For the study, researchers from the University of Michigan developed an experiment, ‘The Imagined Orgasm Exercise,’ which randomly assigned 810 men to read a vignette where they imagined that an attractive woman climaxed or didn’t during sex with them.
Results showed that men felt more masculine, and reported higher sexual esteem when they imagined that the woman climaxed.
“Certainly, many men who experience women’s orgasms as a masculinity achievement may also be genuinely invested in women’s pleasure and thus may be motivated to attend to women with zeal,” the researchers wrote in The Journal of Sex Research.
They also report that women frequently fake orgasms to preserve a man’s masculinity and make him feel good about himself.
According to researchers, women are made to feel like they are missing out on good sex if they don’t climax or want to do so via non-partnered stimulation.
Also, infrequent orgasms could be seen as a failure of a man’s skills or some kind of medical or psychological dysfunction or disorder within the woman.
“Women who seek medical consultation for their own orgasm problems have described their concern as stemming from their male partner’s feelings of sexual inadequacy,” the researchers write.
Co-author of the research, Sara Chadwick, said research has shown “quite convincingly” that sexuality between women and men has historically been about men’s pleasure.
“It usually ends with men’s orgasms and often a woman’s orgasm isn’t even part of the story. In the Victorian era, women were thought not to have any kind of sexuality whatsoever,” she said.
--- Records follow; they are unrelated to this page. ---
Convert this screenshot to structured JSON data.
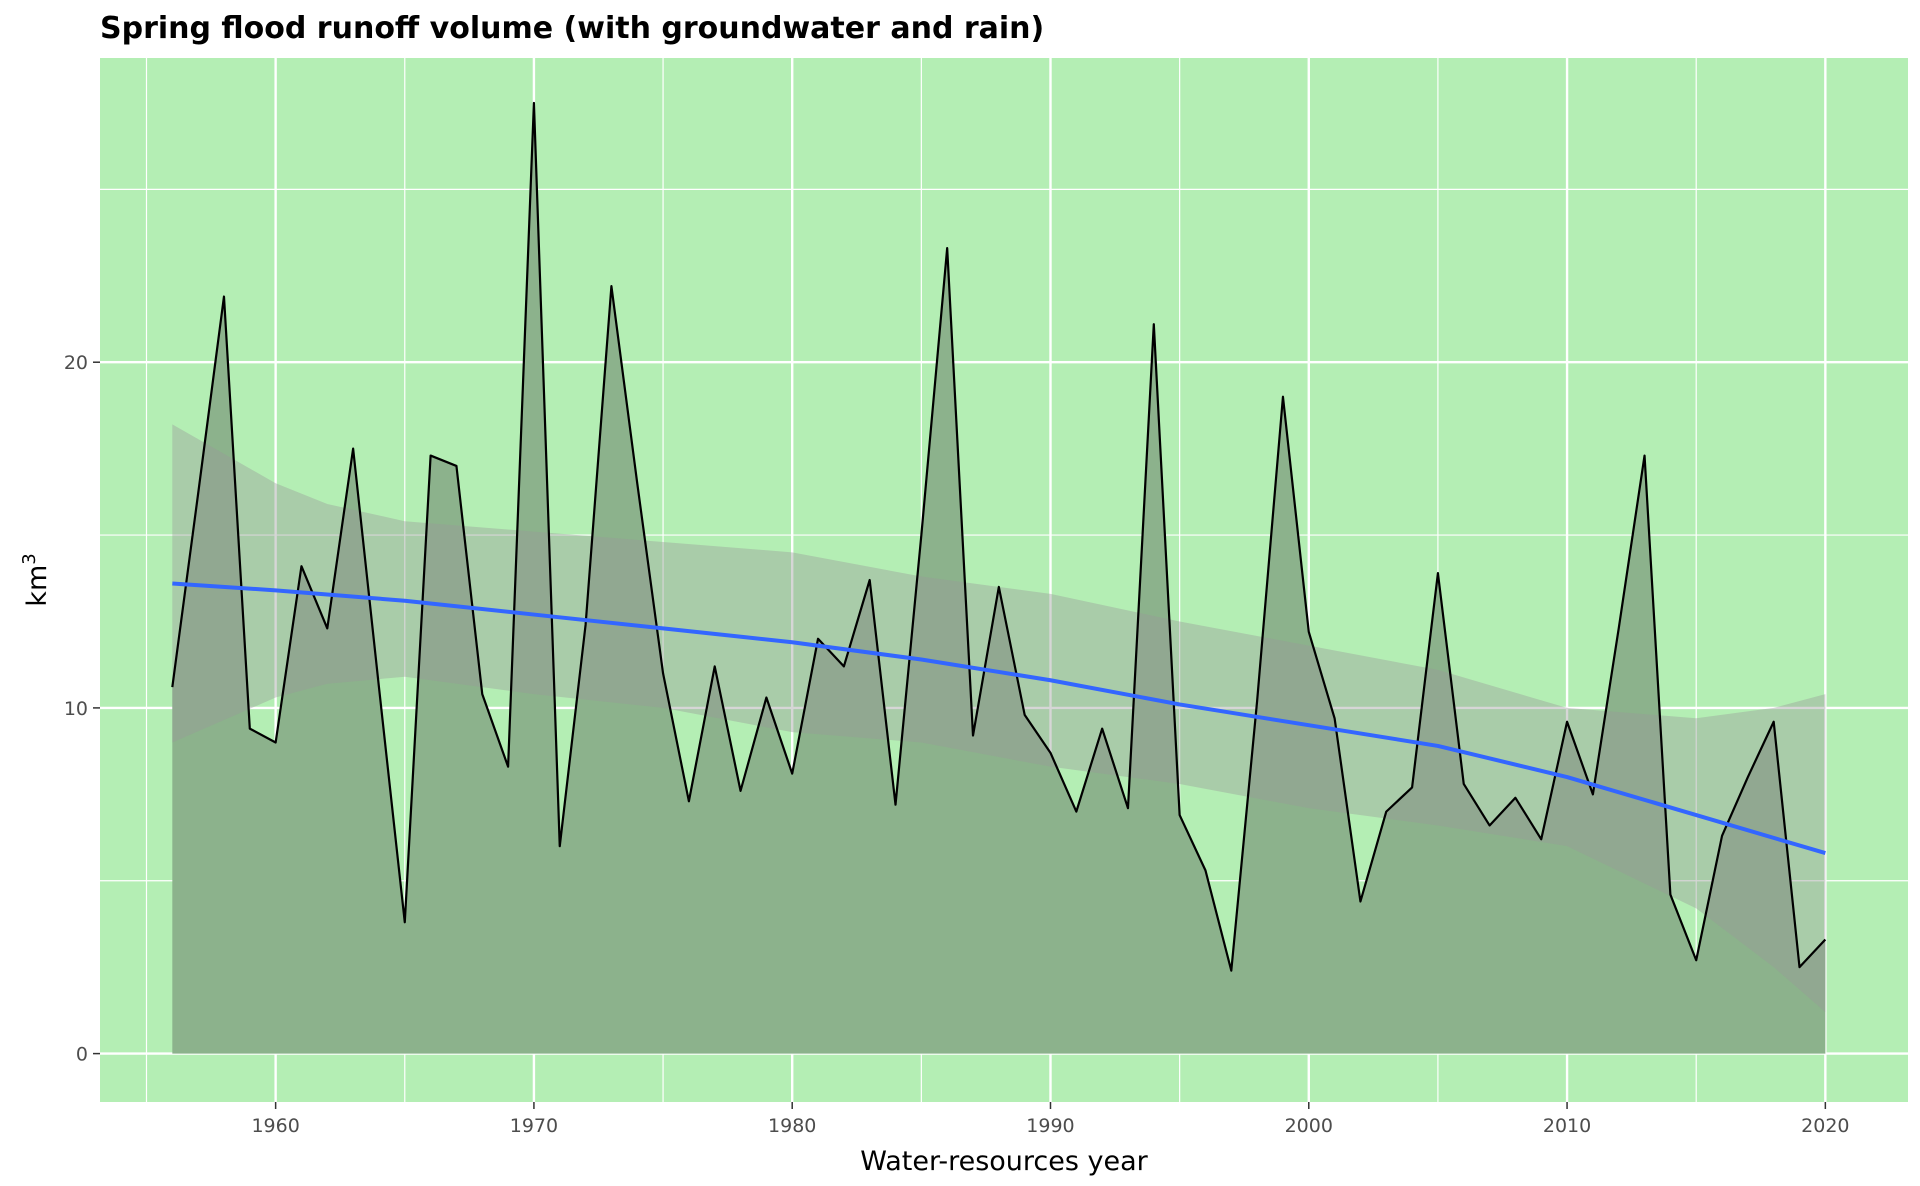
{
  "colors": {
    "panel_background": "#b4eeb4",
    "grid": "#ffffff",
    "area_fill": "#8cb28c",
    "confidence_band": "#999999",
    "series_line": "#000000",
    "trend_line": "#3366ff",
    "tick_label": "#4d4d4d"
  },
  "chart_data": {
    "type": "area",
    "title": "Spring flood runoff volume (with groundwater and rain)",
    "xlabel": "Water-resources year",
    "ylabel": "km",
    "ylabel_superscript": "3",
    "xlim": [
      1953.2,
      2023.2
    ],
    "ylim": [
      -1.4,
      28.8
    ],
    "x_ticks": [
      1960,
      1970,
      1980,
      1990,
      2000,
      2010,
      2020
    ],
    "y_ticks": [
      0,
      10,
      20
    ],
    "x_tick_labels": [
      "1960",
      "1970",
      "1980",
      "1990",
      "2000",
      "2010",
      "2020"
    ],
    "y_tick_labels": [
      "0",
      "10",
      "20"
    ],
    "grid": true,
    "legend": "none",
    "series": [
      {
        "type": "area",
        "x": [
          1956,
          1957,
          1958,
          1959,
          1960,
          1961,
          1962,
          1963,
          1964,
          1965,
          1966,
          1967,
          1968,
          1969,
          1970,
          1971,
          1972,
          1973,
          1974,
          1975,
          1976,
          1977,
          1978,
          1979,
          1980,
          1981,
          1982,
          1983,
          1984,
          1985,
          1986,
          1987,
          1988,
          1989,
          1990,
          1991,
          1992,
          1993,
          1994,
          1995,
          1996,
          1997,
          1998,
          1999,
          2000,
          2001,
          2002,
          2003,
          2004,
          2005,
          2006,
          2007,
          2008,
          2009,
          2010,
          2011,
          2012,
          2013,
          2014,
          2015,
          2016,
          2017,
          2018,
          2019,
          2020
        ],
        "values": [
          10.6,
          16.2,
          21.9,
          9.4,
          9.0,
          14.1,
          12.3,
          17.5,
          10.6,
          3.8,
          17.3,
          17.0,
          10.4,
          8.3,
          27.5,
          6.0,
          12.4,
          22.2,
          16.5,
          11.0,
          7.3,
          11.2,
          7.6,
          10.3,
          8.1,
          12.0,
          11.2,
          13.7,
          7.2,
          15.0,
          23.3,
          9.2,
          13.5,
          9.8,
          8.7,
          7.0,
          9.4,
          7.1,
          21.1,
          6.9,
          5.3,
          2.4,
          10.2,
          19.0,
          12.2,
          9.7,
          4.4,
          7.0,
          7.7,
          13.9,
          7.8,
          6.6,
          7.4,
          6.2,
          9.6,
          7.5,
          12.3,
          17.3,
          4.6,
          2.7,
          6.3,
          8.0,
          9.6,
          2.5,
          3.3
        ]
      },
      {
        "type": "line",
        "x": [
          1956,
          1960,
          1965,
          1970,
          1975,
          1980,
          1985,
          1990,
          1995,
          2000,
          2005,
          2010,
          2015,
          2020
        ],
        "values": [
          13.6,
          13.4,
          13.1,
          12.7,
          12.3,
          11.9,
          11.4,
          10.8,
          10.1,
          9.5,
          8.9,
          8.0,
          6.9,
          5.8
        ]
      },
      {
        "type": "band",
        "x": [
          1956,
          1960,
          1962,
          1965,
          1970,
          1975,
          1980,
          1985,
          1990,
          1995,
          2000,
          2005,
          2010,
          2015,
          2018,
          2020
        ],
        "lower": [
          9.0,
          10.3,
          10.7,
          10.9,
          10.4,
          10.0,
          9.3,
          9.0,
          8.3,
          7.8,
          7.1,
          6.6,
          6.0,
          4.2,
          2.5,
          1.2
        ],
        "upper": [
          18.2,
          16.5,
          15.9,
          15.4,
          15.1,
          14.8,
          14.5,
          13.8,
          13.3,
          12.5,
          11.8,
          11.1,
          10.0,
          9.7,
          10.0,
          10.4
        ]
      }
    ]
  }
}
“The sexual revolution of the ’60s and ’70s brought increased focus on women’s pleasure, making women’s orgasms a symbol of gender equality. Today, there’s increasing pressure on women, and men, to fulfil certain sexual norms — lots of sex, ending in orgasm — in a culture of almost compulsory sexuality.
“Yet studies have found that many women fake climaxes to please their male partners highlighting that women sometimes prioritize their male partner’s ego” over communicating their own sexual desires.”
Lead researcher, Sari van Anders, an associate professor of psychology and women’s studies, said: “I want to be clear — certainly this isn’t something that all men would experience and this isn’t something that most men are doing consciously or on purpose.
“This is about how our cultural norms about gender and sexuality can turn heterosexual interactions into an arena for performance — meaning there’s pressure to perform and less scope to enjoy what’s going on, learn from it and experience it for what it is.”